Des paroles incroyablement désenchantées, mais beaucoup de lyrisme caractérisent Laura Jean. Son album en 2014 est produit par John Parish, sans presque rien d'autre que sa guitare et quelques chœurs. Mais ici, il y a des cuivres, des incursions chaleureuses au milieu de la grande dépression. La pochette rappelle bizarrement celle du deuxième album de Nick Drake, Bryter Layter (pour me souvenir du nom, j'ai levé les yeux sur ma collection de CD et l'ai repéré tout de suite). Bien sûr, Laura Jean est, ou sera comparée à Cat Power, voire à PJ Harvey, dont elle partage le deuxième prénom. La densité émotionnelle dont elle fait preuve sur les ballades électriques et fragiles de cet album est saisissante. A chaque écoute, on s'enfonce un plus, que ce soit par la grâce des arrangements ou par la magie de sa voix, sans doute pas le produit de cours assidus mais plutôt d'après-midis à exprimer de la frustration. Les trémolos sur Missing You, toute en retenue avant soudain de prendre de la hauteur, prêtent à une extase inquiète, tandis que Noel a quelque chose en commun avec une chanson de Let England Shake, dans le traitement de ses voix, et l'impression de courir en cherchant les vivants sur un champ de bataille. On pense, parfois, sur quelques arpèges divins, à l'étrangeté de l'acid folk anglais dans années 1970, qui fascine sans aucun doute Laura Jean. Ecouter Valenteen nous retourner là où les saisons changent, dans un pays lointain aux propriétés magiques, ou tous les objets inanimé nous rappellent l'être aimé, se mettent à chanter. Le melodica et les envolées falsetto complètent les penchants originaux d'une chanteuse très inspirée.   

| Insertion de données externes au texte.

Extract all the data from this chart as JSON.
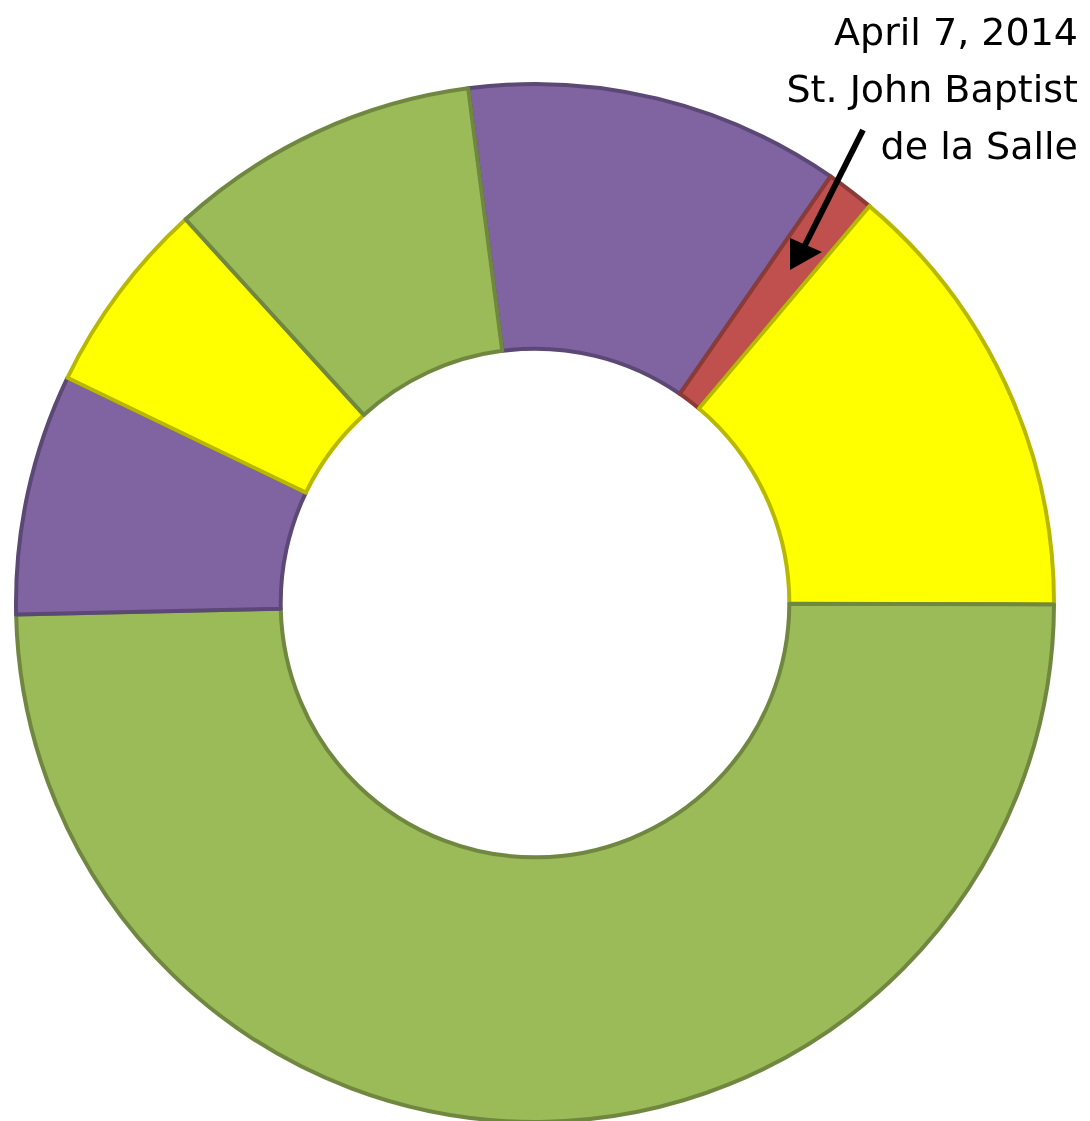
{
  "chart_data": {
    "type": "donut",
    "categories": [
      null,
      null,
      null,
      null,
      null,
      null,
      null
    ],
    "values": [
      11.7,
      1.5,
      13.9,
      49.6,
      7.5,
      6.1,
      9.7
    ],
    "colors": [
      "#8064a2",
      "#c0504d",
      "#ffff00",
      "#9bbb59",
      "#8064a2",
      "#ffff00",
      "#9bbb59"
    ],
    "annotations": [
      "April 7, 2014\nSt. John Baptist\nde la Salle"
    ],
    "legend": false
  }
}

KING GIZZARD & THE LIZARD WIZARD - Oddments (2014)







OO
Garage rock, psyché, lo-fi
attachant, original, vintage

Mettons qu'on invente de toutes pièces un passionné de musique, installé à Paris, qui déciderait de partir mystérieusement pour l'Austraslie, Melbourne. Mettons que ce soit une fille (oui, ça évite qu'on me soupçonne de vouloir partir). Enfin, le groupe qu'elle (ou il) devrait rencontrer d'urgence, voir sur scène live, c'est celui-ci. Pour reprendre les gens de là bas : "These dudes are one of a kind, or seven of a kind, I don't know how many of them there are but regardless, fucking sweet." Oui, ils sont sept. Et 'doux' n'est pas vraiment l'adjectif qui leur irait le mieux. Il sont piquants. Du psychédélisme cru, strident, qui déborde, mais se paie le luxe de ressembler à Pavement, le temps de Stressin'. Pour le reste, on pense du vent de liberté garage des Thee Oh Sees, dont King Gizzard partage la créativité prolifique. De sorciers, ceux-là n'ont pas que le bâton de pluie (il est bien là, sur Homeless Man in Adidas, avec un incursion aussi des oiseaux locaux), mais tout l'attirail mélodique très particulier. Ils utilisent l'électricité comme Captain Beefheart, pour le plaisir de la télékinésie, pour mentir aux sens, produire des formes et des couleurs forcément hallucinées. Work This Time est un morceau incroyable. Ah oui, j'oubliais : le son est volontairement pourri. Heureusement que le son mp3 ne ressemble pas toujours à ça. 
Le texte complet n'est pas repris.